Department of Ethics, Social and Political Philosophy
Making do with(out) facts
Science and Politics in the so-called Post-Truth Era
The notion of post-truth politics, although by now an annoying buzzword, urges us once more to evaluate the relationship between science and politics. The last half century of Science and Technology Studies have convincingly shown that the relationship between these two activities is rather more complicated than the Weber-inspired ideals of ‘ facts-free politics ’ and ‘ value-free science ’ suggests. The deconstruction of scientific facts that STS undertook reveals scientific practices that combine elements that are ‘ scientific ’ as well as ‘ political ’ in nature. It is for this reason that STS has often been charged with undermining the authority of science. Their deconstructions, it is said, supplied anti-intellectuals, conspiracy theorists and now American presidents with all the weapons of social critique that they ever wished for.

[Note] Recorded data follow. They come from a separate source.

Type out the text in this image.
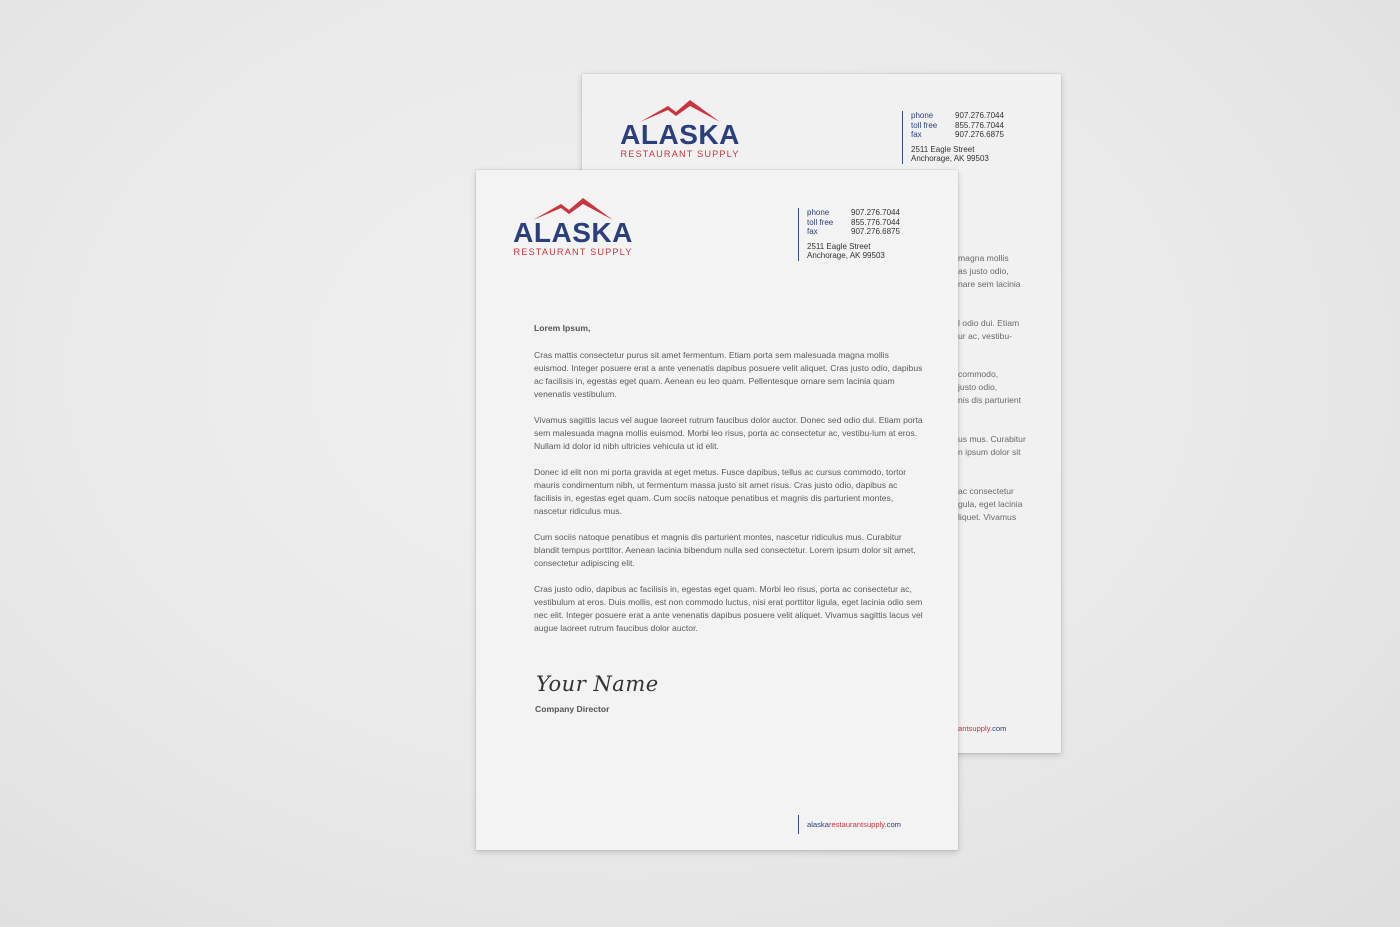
ALASKA
RESTAURANT SUPPLY
phone	907.276.7044
toll free	855.776.7044
fax	907.276.6875
2511 Eagle Street
Anchorage, AK 99503
magna mollis
as justo odio,
nare sem lacinia
l odio dui. Etiam
ur ac, vestibu-
commodo,
justo odio,
nis dis parturient
us mus. Curabitur
n ipsum dolor sit
ac consectetur
gula, eget lacinia
liquet. Vivamus
antsupply.com
ALASKA
RESTAURANT SUPPLY
phone	907.276.7044
toll free	855.776.7044
fax	907.276.6875
2511 Eagle Street
Anchorage, AK 99503
Lorem Ipsum,

Cras mattis consectetur purus sit amet fermentum. Etiam porta sem malesuada magna mollis euismod. Integer posuere erat a ante venenatis dapibus posuere velit aliquet. Cras justo odio, dapibus ac facilisis in, egestas eget quam. Aenean eu leo quam. Pellentesque ornare sem lacinia quam venenatis vestibulum.

Vivamus sagittis lacus vel augue laoreet rutrum faucibus dolor auctor. Donec sed odio dui. Etiam porta sem malesuada magna mollis euismod. Morbi leo risus, porta ac consectetur ac, vestibu-lum at eros. Nullam id dolor id nibh ultricies vehicula ut id elit.

Donec id elit non mi porta gravida at eget metus. Fusce dapibus, tellus ac cursus commodo, tortor mauris condimentum nibh, ut fermentum massa justo sit amet risus. Cras justo odio, dapibus ac facilisis in, egestas eget quam. Cum sociis natoque penatibus et magnis dis parturient montes, nascetur ridiculus mus.

Cum sociis natoque penatibus et magnis dis parturient montes, nascetur ridiculus mus. Curabitur blandit tempus porttitor. Aenean lacinia bibendum nulla sed consectetur. Lorem ipsum dolor sit amet, consectetur adipiscing elit.

Cras justo odio, dapibus ac facilisis in, egestas eget quam. Morbi leo risus, porta ac consectetur ac, vestibulum at eros. Duis mollis, est non commodo luctus, nisi erat porttitor ligula, eget lacinia odio sem nec elit. Integer posuere erat a ante venenatis dapibus posuere velit aliquet. Vivamus sagittis lacus vel augue laoreet rutrum faucibus dolor auctor.

Your Name
Company Director
alaskarestaurantsupply.com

In this thesis I explore this charge against STS. Should we abandon STS and try to neutralize whatever damage its deconstructions allowed for? I claim that Actor-Network Theory, as developed by Bruno Latour, manages to salvage the most important elements of STS while also being able to answer the critique. These points are explored in the form of four dialogues, in an attempt to depict a diplomatic endeavour as envisioned by Latour.